GHOSH: The interactions between basic science labs, industry and patient foundations are changing and proving very productive, and from the beginning, the California Institute for Regenerative Medicine has had a huge influence. It’s getting many people into this area and exploring things that otherwise they wouldn’t have, our lab included. The foundations – which are often associated with specific diseases –have also played a very positive role in bringing together all these different groups and getting them to work effectively together. In fact, the patient foundations are incredibly important because they are the most effective in making the case for supporting this research at places like NIH and Congress.
Thanks to all of this, today there is more talk about how one goes from basic science observations to potential therapies. It’s an unusual kind of alliance that has evolved out of this human stem cell work and does not exist so much in other areas of biology. It’s a new and really exciting model to get scientists to work with groups that are involved in drug development.
GHOSH: We’re learning a lot about development of normal human neurons, which would have been impossible previously, so there’s a deep knowledge base in terms of understanding how cells mature and differentiate, how synapses behave, and perhaps circuits involving neurons behave. This is going to lead to a deep baseline understanding of various disorders. There also might be certain disorders you can treat by transplanting a small number of differentiated cells, so this knowledge would be useful for that. Understanding the pathways that allow the cells to divide or proliferate could also be used to manipulate cells in a particular aspect of the nervous system.
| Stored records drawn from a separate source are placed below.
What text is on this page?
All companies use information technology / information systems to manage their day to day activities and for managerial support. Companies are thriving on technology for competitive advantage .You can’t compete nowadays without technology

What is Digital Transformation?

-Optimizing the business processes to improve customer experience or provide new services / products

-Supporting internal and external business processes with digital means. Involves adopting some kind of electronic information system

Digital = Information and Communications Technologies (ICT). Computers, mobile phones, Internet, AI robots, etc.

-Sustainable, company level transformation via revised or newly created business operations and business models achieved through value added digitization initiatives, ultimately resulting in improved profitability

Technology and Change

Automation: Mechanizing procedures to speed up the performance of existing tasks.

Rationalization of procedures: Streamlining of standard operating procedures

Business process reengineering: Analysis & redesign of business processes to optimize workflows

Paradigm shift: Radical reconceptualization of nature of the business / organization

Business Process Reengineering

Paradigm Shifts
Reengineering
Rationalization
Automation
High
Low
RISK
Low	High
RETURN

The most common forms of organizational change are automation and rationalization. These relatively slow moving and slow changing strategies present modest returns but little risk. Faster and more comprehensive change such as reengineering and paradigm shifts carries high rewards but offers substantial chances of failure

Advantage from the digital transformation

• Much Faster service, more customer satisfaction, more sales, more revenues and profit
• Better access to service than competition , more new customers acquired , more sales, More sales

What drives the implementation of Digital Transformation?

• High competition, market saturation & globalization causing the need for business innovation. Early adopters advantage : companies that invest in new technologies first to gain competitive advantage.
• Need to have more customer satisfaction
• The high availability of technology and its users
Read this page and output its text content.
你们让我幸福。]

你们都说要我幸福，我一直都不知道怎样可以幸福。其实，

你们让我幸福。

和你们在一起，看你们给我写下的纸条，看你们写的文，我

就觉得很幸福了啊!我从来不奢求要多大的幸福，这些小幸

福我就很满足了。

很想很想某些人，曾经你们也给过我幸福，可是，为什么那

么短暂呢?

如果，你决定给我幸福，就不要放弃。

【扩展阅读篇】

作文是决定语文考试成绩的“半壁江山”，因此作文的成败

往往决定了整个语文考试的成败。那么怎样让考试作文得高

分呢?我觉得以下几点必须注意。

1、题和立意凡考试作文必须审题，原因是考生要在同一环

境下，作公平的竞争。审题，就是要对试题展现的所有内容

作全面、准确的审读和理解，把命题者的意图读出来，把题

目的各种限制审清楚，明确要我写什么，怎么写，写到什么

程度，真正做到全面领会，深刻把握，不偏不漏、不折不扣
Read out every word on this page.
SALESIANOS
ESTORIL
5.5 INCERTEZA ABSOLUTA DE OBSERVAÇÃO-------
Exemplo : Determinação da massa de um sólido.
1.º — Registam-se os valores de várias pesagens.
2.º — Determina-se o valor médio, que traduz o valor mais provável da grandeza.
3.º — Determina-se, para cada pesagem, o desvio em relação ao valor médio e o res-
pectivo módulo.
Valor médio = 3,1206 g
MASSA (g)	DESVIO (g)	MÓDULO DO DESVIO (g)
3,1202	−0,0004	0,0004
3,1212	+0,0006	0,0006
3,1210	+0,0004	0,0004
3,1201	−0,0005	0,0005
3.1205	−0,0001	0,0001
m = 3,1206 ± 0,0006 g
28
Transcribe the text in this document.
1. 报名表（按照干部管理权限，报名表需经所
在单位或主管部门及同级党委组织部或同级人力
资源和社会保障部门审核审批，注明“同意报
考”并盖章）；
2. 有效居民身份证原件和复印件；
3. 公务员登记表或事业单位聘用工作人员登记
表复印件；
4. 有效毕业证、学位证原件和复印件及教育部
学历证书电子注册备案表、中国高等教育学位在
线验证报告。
There are populations of cells that divide in the mature brain, and the knowledge we gain from the in vitro studies could help influence how one might be able to manipulate and use that newly generated population of cells in the brain in more therapeutic ways. Those haven’t been explored much, but could be useful in the future.
GAGE: I think it will also give us insights into issues related to evolution. We basically have an entire zoo of neurons in a dish now, so with these models we can begin to look at underlying mechanisms that may be different between neurons of different species, and explore what is the basis of these differences between species. We can even look at our closer relatives and get to the essence of what makes us human.